Random Shots: Oh, Those Good Old Days

Against the Current, No. 49, March/April 1994

R.F. Kampfer

SEEMS LIKE ONLY yesterday, after the Gulf War and the collapse of the Soviet Union, that people were bragging (on the right), or worrying (on the left) that the United States would exercise “unrestricted world hegemony.” Needless to say, that was before Somalia, Yugoslavia and Haiti.

Personal problems have no meaning these days: Next to Sarajevo, everything else must become trivial.

There is an unreasonable display of anxiety about the prospect of North Korea building a couple of nuclear bombs. One might ask what good the Soviet Union ever got from its extensive and expensive nuclear arsenal. The only people who might get away with using nukes would be those who don’t have any territory of their own to lose.

Speaking of which: The Sicilian Mafia is reported to be shopping around the former Soviet Union for tactical nukes. That should be enough to keep the most recalcitrant dry-cleaner in line.

Meanwhile the National Rifle Association says that honest citizens need handguns for protection from criminals. Hunters know that even experienced target shooters tend to fire wild and often the first time a deer pops out of the bushes. Expect an even greater level of “buck fever” when confronting an armed assailant Talk about your collateral damage.

Kampfer’s Kulfure Komer

THEATER OWNERS HAVE concerns about audience response to the “Gettysburg” epic. Said one: “I started out with groups of people arguing strategy and tactics during intermission. Next they started coming in uniform. First thing you know, they’re organizing into units and reenacting the battle during the movie. Heth’s division got ambushed in the lobby by Buford’s cavalry last week Then the 20th Maine starts digging in to keep Hood out of the left balcony, and Stuart’s cavalry annoys everyone by wandering in when the movie is two-thirds over. Now Longstreet is massing troops to throw Hancock out of the mezzanine. The ushers can barely sweep up the Minie balls between shows. It’s getting worse than the ‘Rocky Horror Show.”

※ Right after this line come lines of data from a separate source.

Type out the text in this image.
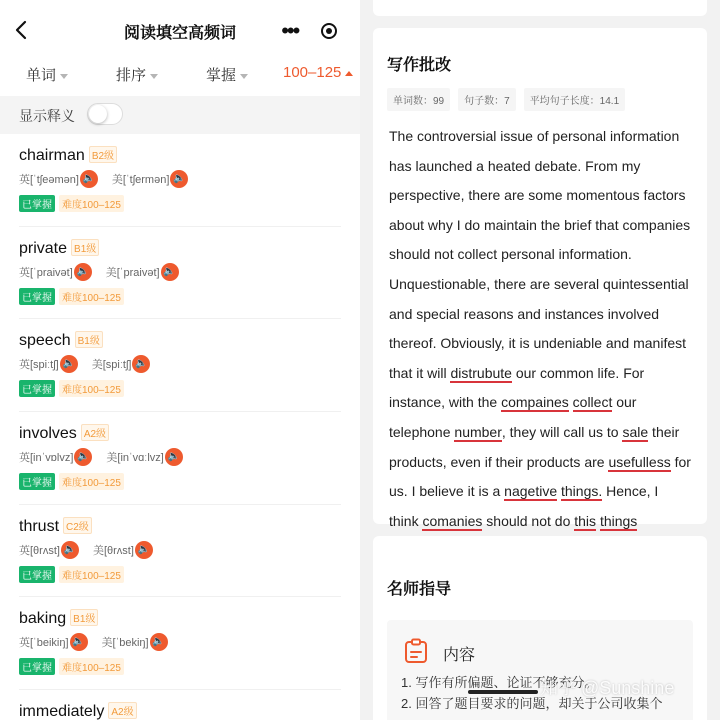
阅读填空高频词	•••
单词	排序	掌握	100–125
显示释义
chairman B2级
英[ˈtʃeəmən] 🔈 美[ˈtʃermən] 🔈
已掌握	难度100–125
private B1级
英[ˈpraivət] 🔈 美[ˈpraivət] 🔈
已掌握	难度100–125
speech B1级
英[spiːtʃ] 🔈 美[spiːtʃ] 🔈
已掌握	难度100–125
involves A2级
英[inˈvɒlvz] 🔈 美[inˈvɑːlvz] 🔈
已掌握	难度100–125
thrust C2级
英[θrʌst] 🔈 美[θrʌst] 🔈
已掌握	难度100–125
baking B1级
英[ˈbeikiŋ] 🔈 美[ˈbekiŋ] 🔈
已掌握	难度100–125
immediately A2级
写作批改
单词数：99	句子数：7	平均句子长度：14.1
The controversial issue of personal information
has launched a heated debate. From my
perspective, there are some momentous factors
about why I do maintain the brief that companies
should not collect personal information.
Unquestionable, there are several quintessential
and special reasons and instances involved
thereof. Obviously, it is undeniable and manifest
that it will distrubute our common life. For
instance, with the compaines collect our
telephone number, they will call us to sale their
products, even if their products are usefulless for
us. I believe it is a nagetive things. Hence, I
think comanies should not do this things
名师指导
内容
1. 写作有所偏题、论证不够充分。
2. 回答了题目要求的问题，却关于公司收集个
知乎 @Sunshine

A new retrospective of the “Leave It To Beaver” show will feature Ward’s long-lost illegitimate son, Eldridge.

When Jane Fonda went to the Soviet Union in 1975 to act in The Blue Bird, she surprised the Russian crew by wanting to talk about Lenin. Now she’s gone back to Russia to lecture on diet and exercise.

Really Random Reports

THE CHIAPAS UPRISING should give a lot of NAFTA supporters second thoughts about investing in Mexico.

Remember when “flesh-colored” band-aids were all pink? In these more enlightened times they are available in “peach” and “coffee.”

Spring Training Note: In hopes of improving their lackluster performance, the Detroit Tigers spend the winter at “Pitchers’ Camp” in Michigan’s Upper Peninsula. No means were provided; the players ate whatever birds or animals they could knock over with baseballs.

A lot of companies are installing exercise equipment at the workplace lately. This is just a sneaky way of finding out who isn’t working hard enough.

As part of the Clinton administration’s on-going program of toadying to the Republican Party, the post office is planning to release a Richard Nixon stamp. The main problem with preliminary designs is that people keep spitting on the wrong side.

Regardless of how Tonya Harding does in the Olympics, she’s had offers from several hockey teams.